McMahon echoed Klyver’s view of Harris’ craftsmanship, saying he made “beautiful, beautiful” dulcimers. He was an accomplished carpenter, she added, having worked for decades on his house, which she said was a “shell” when he bought it.

“He worked constantly on his house, which is still in an unfinished state,” she said.

Biss’ wife, Barbara Smith, said Harris did carpentry work for her.

“He spent a really long time doing it because he was such a perfectionist,” she said. Despite the time he had invested, he still gave her a good price.

Smith also remembered that while Harris was single with no children, he loved Smith’s children, especially when they were babies.

“He just loved to hold them,” she said.

Biss and Mark DeVoto, an Eastport summer resident, said Harris loved music.

Biss called Harris a “heavy-duty music lover. He was famous for walking around town and picking up trash with an earbud and probably what was going on in the earbud was Beethoven’s Fifth Symphony.”

DeVoto said Harris started getting heavy and decided to exercise, walking every day for about 10 years.

Harris was very private and, though he lived right in town and frequently walked all over Eastport, he sometimes would not answer his phone or his door, McMahon said.

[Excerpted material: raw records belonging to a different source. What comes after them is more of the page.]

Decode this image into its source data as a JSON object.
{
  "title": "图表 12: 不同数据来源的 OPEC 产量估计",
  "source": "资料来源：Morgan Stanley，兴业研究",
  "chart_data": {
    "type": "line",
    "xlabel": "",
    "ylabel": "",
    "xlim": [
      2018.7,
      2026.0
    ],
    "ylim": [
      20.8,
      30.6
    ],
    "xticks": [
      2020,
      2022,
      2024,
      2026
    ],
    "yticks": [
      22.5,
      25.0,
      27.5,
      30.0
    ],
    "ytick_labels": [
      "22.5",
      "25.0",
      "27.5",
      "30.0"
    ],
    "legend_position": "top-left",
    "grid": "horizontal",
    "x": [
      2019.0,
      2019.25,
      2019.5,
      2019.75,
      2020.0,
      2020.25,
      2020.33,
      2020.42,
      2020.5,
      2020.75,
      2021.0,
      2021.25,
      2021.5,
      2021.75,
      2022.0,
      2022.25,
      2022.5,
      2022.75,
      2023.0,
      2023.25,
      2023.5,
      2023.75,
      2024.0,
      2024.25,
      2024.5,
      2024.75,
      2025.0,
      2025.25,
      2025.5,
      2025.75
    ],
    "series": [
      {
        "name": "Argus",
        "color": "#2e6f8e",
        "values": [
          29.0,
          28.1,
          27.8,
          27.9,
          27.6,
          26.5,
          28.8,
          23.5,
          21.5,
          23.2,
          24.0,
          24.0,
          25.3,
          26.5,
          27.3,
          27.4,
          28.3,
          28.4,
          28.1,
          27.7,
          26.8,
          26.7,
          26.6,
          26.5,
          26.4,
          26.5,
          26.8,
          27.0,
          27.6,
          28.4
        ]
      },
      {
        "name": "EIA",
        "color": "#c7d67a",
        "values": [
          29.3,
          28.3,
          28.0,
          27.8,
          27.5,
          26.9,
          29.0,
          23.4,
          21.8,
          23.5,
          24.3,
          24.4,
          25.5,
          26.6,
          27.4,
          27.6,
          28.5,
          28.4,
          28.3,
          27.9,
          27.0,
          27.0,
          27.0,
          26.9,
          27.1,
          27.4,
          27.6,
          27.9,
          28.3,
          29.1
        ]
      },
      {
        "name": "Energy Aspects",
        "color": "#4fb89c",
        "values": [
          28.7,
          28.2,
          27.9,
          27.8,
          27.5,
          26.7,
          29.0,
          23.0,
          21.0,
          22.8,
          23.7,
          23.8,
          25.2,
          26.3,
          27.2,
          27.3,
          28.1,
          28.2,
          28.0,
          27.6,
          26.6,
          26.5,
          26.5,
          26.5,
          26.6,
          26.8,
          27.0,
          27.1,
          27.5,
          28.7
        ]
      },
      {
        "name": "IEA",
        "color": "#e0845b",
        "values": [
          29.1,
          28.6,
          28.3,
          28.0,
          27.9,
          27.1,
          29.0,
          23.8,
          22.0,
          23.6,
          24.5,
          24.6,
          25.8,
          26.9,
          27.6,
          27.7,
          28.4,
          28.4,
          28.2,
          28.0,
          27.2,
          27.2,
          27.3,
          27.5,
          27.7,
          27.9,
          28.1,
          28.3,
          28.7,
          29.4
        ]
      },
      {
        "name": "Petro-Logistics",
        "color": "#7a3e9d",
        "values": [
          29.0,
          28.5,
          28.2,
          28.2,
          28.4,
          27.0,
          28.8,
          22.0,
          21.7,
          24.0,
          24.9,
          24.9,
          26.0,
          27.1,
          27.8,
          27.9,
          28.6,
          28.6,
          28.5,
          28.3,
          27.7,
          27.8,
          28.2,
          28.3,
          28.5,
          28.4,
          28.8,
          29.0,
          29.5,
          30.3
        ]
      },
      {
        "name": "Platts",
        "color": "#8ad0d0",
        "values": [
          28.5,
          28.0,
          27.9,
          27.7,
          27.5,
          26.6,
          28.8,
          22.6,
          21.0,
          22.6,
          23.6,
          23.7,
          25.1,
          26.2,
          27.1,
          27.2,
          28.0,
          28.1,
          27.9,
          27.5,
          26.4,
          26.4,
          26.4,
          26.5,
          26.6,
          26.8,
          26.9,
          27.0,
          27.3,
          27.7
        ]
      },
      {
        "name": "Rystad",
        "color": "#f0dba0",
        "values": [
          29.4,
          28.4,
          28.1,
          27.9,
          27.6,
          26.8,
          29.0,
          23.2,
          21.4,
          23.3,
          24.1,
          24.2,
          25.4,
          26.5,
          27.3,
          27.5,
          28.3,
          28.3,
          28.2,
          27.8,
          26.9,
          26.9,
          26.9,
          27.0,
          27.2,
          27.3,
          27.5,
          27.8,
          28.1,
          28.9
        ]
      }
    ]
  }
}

“I think most people would say he was kind of a recluse,” Biss said.

“We liked him very much even though he was rough hewn,” said DeVoto, who described Harris as “solitary … But he had a lot of friends in town.”

Both Klyver and Biss said Harris was well known for stopping the Pittston oil refinery from coming to town in the 1970s.

Harris led a “spirited political movement against it,” Biss said. “That was a really important achievement for him.”

“He was more responsible than anyone else for keeping them out,” Klyver said.

Harris went door to door with a petition and accumulated more than 700 signatures, Klyver said.

Biss said Harris got people from away involved in the fight, “a gesture that was very much respected and remembered.”

Eastport artist Elizabeth Ostrander remembered Harris as a person who loved the community and expressed his love from behind the scenes.

Years ago, Harris and other artists bought land intending it to be an arts center, she said.

“We just were so busy just staying alive, we didn’t have time or resources to activate what we wanted to,” she said.

As a result, the land was sold and, at the suggestion of Harris, money from the proceeds was given to the fledgeling Eastport Gallery.

“He thought our gallery should have a computer,” Ostrander said. In addition to the computer, Harris gave the gallery a camera so that other works not in the gallery could be marketed.

“This was really his way of expressing his love of community,” she said.

She also remembers Harris enjoyed playing with local children.

She said his death was “heartbreaking” and “a tragedy.”

McMahon also was “shocked and devastated” when she heard he died.

“He could have lived to be 100,” she said. “He might have had many years ahead of him.”

Leslie Bowman, who said she lives “in the region,” brought flowers and left them in front of his house. She was too emotional to talk Saturday.

BDN writer Bill Trotter contributed to this report.